Since we are already there (just not at the bottom yet for stocks or real estate), the answer is right in front of your eyes: Gold has outperformed fiat paper IOUs (whether Dollars or government debt), but fiat paper IOUs have outperformed stocks and real estate. Commodities are somewhere in the middle, but I wouldn't want to be worrying about peak resources just yet: global economic collapse has a way of slowing demand for raw materials and energy.

My positions are simple right now: long physical Gold and shorting the stock market. Right now, my interests lie with shorting the stock market, since my physical Gold just lays there, looking all shiny and what not while increasing in purchasing power every year like clock work. For those who scream confiscation, I can only give them a patronizing smile. More paperbug sour grapes for missing the boat.
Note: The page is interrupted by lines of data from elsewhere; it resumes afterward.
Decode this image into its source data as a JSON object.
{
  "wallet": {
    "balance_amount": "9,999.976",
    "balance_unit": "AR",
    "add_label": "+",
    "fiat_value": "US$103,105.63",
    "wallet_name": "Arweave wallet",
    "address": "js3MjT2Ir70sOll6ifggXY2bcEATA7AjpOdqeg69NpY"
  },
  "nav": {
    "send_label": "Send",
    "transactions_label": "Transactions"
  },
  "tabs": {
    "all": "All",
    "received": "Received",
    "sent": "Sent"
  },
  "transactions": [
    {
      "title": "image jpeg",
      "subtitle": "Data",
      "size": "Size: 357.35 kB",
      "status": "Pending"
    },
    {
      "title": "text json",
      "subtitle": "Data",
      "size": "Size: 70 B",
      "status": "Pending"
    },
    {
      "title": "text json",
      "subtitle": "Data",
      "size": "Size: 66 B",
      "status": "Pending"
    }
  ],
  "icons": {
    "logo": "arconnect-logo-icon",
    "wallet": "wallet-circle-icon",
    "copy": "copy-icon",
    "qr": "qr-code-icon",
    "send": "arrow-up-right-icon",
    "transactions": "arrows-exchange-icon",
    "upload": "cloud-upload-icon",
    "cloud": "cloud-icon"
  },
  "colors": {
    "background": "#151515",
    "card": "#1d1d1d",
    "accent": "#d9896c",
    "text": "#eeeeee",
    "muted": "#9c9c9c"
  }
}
I would rather have a 99% tax on a gain than a 0% tax on a loss and I lost all my Gold in a poker game (to a Mr. Karl Denninger) if the confiscation order comes down from above.

We are in a perfect position for a stock market crash and Friday's action did nothing to mitigate this. Yes, we may not get the big move until October, but an unconfirmed Hindenburg Omen on Thursday straddled by two near misses on Wednesday and Friday should make any seasoned trader willing to consider the evil bear side salivate, particularly in light of the hard economic realities lurking behind the financial markets. Stocks are way over priced using traditional metrics. No, I am not talking about price to estimated future operating earnings and, yes, excluding mark-to-fantasy accounting - Japan tried this latter scam in the early 1990s to prop up their large banks and how's that working out for 'em? Even the stars are aligned correctly for a major bear market move!

I remain with Richard Russell, Arch Crawford and Ian Gordon on this one - a hard rain's a comin' to a stock market near you, so batten down the hatches.